Single-Cell RNA sequencing reveals the immune microenvironment and signaling networks in cystitis glandularis

Cystitis glandularis (CG) is a common chronic bladder hyperplastic disease. The current lack of unified diagnosis and treatment criteria makes it essential to comprehensively describe the inflammatory immune environment in CG research. Here, we performed scRNA-sequencing in CG patients for the first time, in which four inflamed tissues as well as three surrounding normal bladder mucosa tissues were included. Specifically, we isolated 18,869 cells to conduct bioinformatic analysis and performed immunofluorescence experiments.
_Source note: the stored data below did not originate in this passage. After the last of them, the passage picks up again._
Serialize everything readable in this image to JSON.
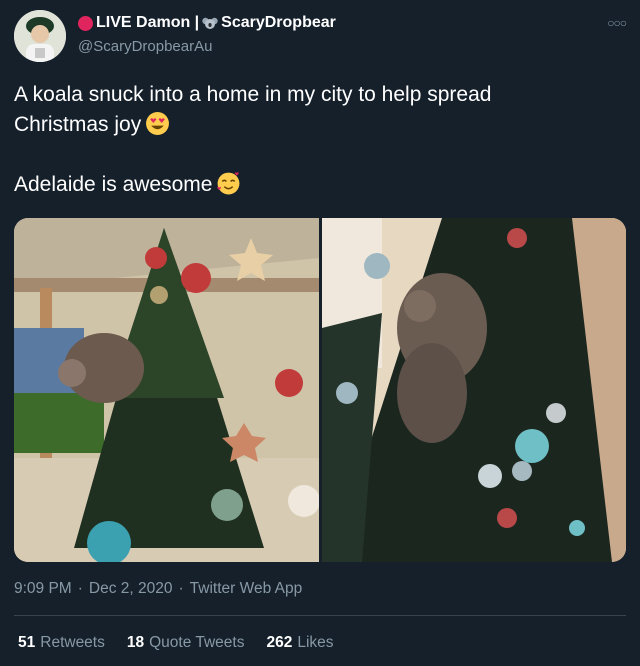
{
  "author": {
    "display_name_live": "LIVE Damon |",
    "display_name_suffix": "ScaryDropbear",
    "handle": "@ScaryDropbearAu"
  },
  "tweet": {
    "line1": "A koala snuck into a home in my city to help spread",
    "line2": "Christmas joy",
    "line3": "Adelaide is awesome"
  },
  "meta": {
    "time": "9:09 PM",
    "sep1": "·",
    "date": "Dec 2, 2020",
    "sep2": "·",
    "source": "Twitter Web App"
  },
  "stats": {
    "retweets_count": "51",
    "retweets_label": "Retweets",
    "quotes_count": "18",
    "quotes_label": "Quote Tweets",
    "likes_count": "262",
    "likes_label": "Likes"
  },
  "icons": {
    "more": "more-icon",
    "emoji1": "heart-eyes-emoji",
    "emoji2": "smiling-face-with-hearts-emoji",
    "live_dot": "red-dot",
    "koala": "koala-icon"
  },
  "colors": {
    "background": "#15202b",
    "secondary_text": "#8899a6",
    "divider": "#38444d"
  }
}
Our genetic results demonstrate that CG does not have the classic chromosomal variation observed in bladder tumors, reveal the specific effects of TNF in KRT15 epithelial cells, and identify a new population of PIGR epithelial cells with high immunogenicity. In addition, we confirmed the activation difference of various kinds of T cells during chronic bladder inflammation and discovered a new group of CD27-Switch memory B cells expressing a variety of immunoglobulins. Our study reveals, for the first time, the different kinds of cell subgroups in CG and provides the necessary basis for the clinical treatment of cystitis glandularis. Overall design: We performed scRNA-sequencing in cystitis glandularis patients for the first time, in which four inflamed tissues as well as three surrounding normal bladder mucosa tissues were included.